Canucks – Sherwood Postmortem
Now that it’s sank in a little; it seems a bit hard to believe the Canucks traded Kiefer Sherwood when they did, and to a team that might be kicking their ass in the Pacific Division standings for the foreseeable future, with or without Sherwood.
The San Jose Sharks are far ahead of the crumbling Canucks on the improvement trajectory; their rebuild centered around young superstar and 19-year-old Team Canada Olympian Macklin Celebrini.
And no, rationalize all you want, getting two second rounders in return, one in 2026 and the other in 2027, is not even close to getting a 1st-round pick in return for the late blooming, energizer forward. The Sharks will finish somewhere in the middle of the pack this season, playoffs or not, with a second-round NHL Draft pick to match. Next season they’ll likely finish even higher.
Could the Canucks have landed a first-rounder from somewhere else? We’ll never know, will we.
The trade deadline is March 6th and there’s a lengthy Olympic break between now and then. Would it have killed Vancouver management to wait a portion of that month-and-a-half to see if their leverage increased with teams wanting to improve their playoff chances? Hell, there’s a handful of clubs that don’t even know if they’re buyers or sellers right now.
A player on the rise offensively who brings playoff character and grit? Nahhh, who’d want that around the beginning of March as the seedings start falling into place.
Sherwood found his game in Vancouver while given the ice time and opportunity to mature and discover his scoring touch. Good for him.
“But I also give our staff a lot of credit, because they worked with him,” pointed out Canucks GM Patrik Allvin after the deal was made on Monday. “That’s how he was able to take his game to the next level, playing both special teams and obviously finding the consistency of scoring a lot of goals.”
Well, congratulations. Maybe a new business model: Canucks player development for other franchises.
That said, Vancouver actually tried to sign Sherwood to an extension months ago. For all of his kind words upon exiting the organization on Monday, apparently there wasn’t enough money around to make that happen. Or maybe he was just another guy ultimately wanting out.
Sherwood’s a happy guy, particularly because the Canucks pulled the trigger sooner than later. Why remains the big question. Put it this way; would have they done worse by waiting?
“You never know,” Allvin said about waiting for a better deal.

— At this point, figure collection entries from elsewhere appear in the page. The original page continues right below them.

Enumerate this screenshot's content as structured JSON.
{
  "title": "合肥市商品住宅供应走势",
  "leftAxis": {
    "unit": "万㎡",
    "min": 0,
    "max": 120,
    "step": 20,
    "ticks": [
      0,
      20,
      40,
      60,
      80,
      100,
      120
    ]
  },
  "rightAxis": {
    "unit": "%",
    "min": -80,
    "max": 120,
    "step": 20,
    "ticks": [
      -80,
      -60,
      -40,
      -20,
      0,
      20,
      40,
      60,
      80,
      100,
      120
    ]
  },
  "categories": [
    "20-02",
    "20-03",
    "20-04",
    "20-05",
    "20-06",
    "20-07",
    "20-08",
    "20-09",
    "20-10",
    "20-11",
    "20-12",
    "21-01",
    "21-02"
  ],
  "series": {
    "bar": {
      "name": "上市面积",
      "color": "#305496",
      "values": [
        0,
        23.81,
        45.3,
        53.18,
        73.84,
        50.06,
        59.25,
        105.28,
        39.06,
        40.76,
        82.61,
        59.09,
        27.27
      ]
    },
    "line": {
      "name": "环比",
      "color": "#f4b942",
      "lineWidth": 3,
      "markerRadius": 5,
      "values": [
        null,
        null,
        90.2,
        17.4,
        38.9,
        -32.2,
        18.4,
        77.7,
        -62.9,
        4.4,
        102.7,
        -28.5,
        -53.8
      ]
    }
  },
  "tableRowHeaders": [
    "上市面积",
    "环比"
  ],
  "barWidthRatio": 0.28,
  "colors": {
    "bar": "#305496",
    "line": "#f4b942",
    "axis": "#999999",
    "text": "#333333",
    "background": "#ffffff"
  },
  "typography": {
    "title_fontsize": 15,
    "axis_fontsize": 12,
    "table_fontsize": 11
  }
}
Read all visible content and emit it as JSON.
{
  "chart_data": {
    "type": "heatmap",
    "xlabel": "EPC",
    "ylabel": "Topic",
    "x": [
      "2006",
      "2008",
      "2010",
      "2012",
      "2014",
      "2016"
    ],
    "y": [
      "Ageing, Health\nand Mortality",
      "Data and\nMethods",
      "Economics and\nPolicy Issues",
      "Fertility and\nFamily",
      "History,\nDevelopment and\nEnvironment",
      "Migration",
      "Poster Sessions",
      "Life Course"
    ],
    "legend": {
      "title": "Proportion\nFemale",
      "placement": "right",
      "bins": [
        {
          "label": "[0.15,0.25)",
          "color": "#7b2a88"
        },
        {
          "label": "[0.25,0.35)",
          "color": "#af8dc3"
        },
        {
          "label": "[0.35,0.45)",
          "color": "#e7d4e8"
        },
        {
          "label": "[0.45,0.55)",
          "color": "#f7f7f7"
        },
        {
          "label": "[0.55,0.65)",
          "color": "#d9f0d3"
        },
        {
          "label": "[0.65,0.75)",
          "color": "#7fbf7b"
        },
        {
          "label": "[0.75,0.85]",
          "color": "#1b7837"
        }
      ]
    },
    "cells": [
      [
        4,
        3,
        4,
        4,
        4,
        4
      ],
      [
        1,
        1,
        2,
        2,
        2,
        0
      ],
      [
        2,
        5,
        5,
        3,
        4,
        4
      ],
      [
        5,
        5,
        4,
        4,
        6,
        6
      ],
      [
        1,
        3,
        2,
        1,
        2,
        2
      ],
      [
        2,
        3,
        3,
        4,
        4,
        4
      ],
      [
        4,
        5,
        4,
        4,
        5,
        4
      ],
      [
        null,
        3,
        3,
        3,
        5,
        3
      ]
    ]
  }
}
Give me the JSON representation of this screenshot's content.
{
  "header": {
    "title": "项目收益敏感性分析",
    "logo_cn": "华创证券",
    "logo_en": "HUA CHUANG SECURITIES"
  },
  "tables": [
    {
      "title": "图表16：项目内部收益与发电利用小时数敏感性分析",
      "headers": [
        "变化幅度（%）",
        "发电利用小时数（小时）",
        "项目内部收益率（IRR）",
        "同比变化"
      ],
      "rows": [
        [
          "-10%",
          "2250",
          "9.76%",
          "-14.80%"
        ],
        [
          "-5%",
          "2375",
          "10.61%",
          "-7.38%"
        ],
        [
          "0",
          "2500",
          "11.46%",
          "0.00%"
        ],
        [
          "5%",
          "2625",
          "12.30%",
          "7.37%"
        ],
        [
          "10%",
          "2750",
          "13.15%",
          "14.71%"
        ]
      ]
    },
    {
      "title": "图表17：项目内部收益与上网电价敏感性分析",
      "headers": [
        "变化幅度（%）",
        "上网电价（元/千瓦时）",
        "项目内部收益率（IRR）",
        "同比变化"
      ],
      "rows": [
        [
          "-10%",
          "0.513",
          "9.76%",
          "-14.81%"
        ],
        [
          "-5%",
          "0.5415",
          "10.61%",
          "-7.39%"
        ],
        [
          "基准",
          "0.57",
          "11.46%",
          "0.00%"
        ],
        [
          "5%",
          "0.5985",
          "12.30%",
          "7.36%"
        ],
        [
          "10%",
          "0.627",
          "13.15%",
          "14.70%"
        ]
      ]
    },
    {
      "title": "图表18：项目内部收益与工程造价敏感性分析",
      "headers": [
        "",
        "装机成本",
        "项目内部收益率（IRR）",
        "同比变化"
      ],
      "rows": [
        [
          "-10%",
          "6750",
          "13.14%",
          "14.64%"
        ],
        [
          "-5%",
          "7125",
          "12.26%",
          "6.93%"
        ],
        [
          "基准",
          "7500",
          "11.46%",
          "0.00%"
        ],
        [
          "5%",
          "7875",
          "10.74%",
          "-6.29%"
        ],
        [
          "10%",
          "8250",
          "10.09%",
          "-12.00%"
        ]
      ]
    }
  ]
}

The club didn’t need to get any worse on the ice. They’re awful, and this decision falls right in line.
Earlier Canucks:
— Canucks Jim Rutherford; NHL’s Greatest Ventriloquist

Everyone is the smartest person in the room nowadays. You would have been the same person saying why didn’t they move sooner and they might have done way better. The media in this market love to stir up sh__t with the fan base
I’m an advocate of waiting until close to the deadline, particularly in cases like this one, a valuable asset who’s a pending UFA. The item that put me over the top to produce this story in the end was hearing a “pundit” say that the two 2nd-rounders were the same as a 1st rounder. Ahhhh, nope. Sometimes a club gets lucky, but they’re definitely not the same thing.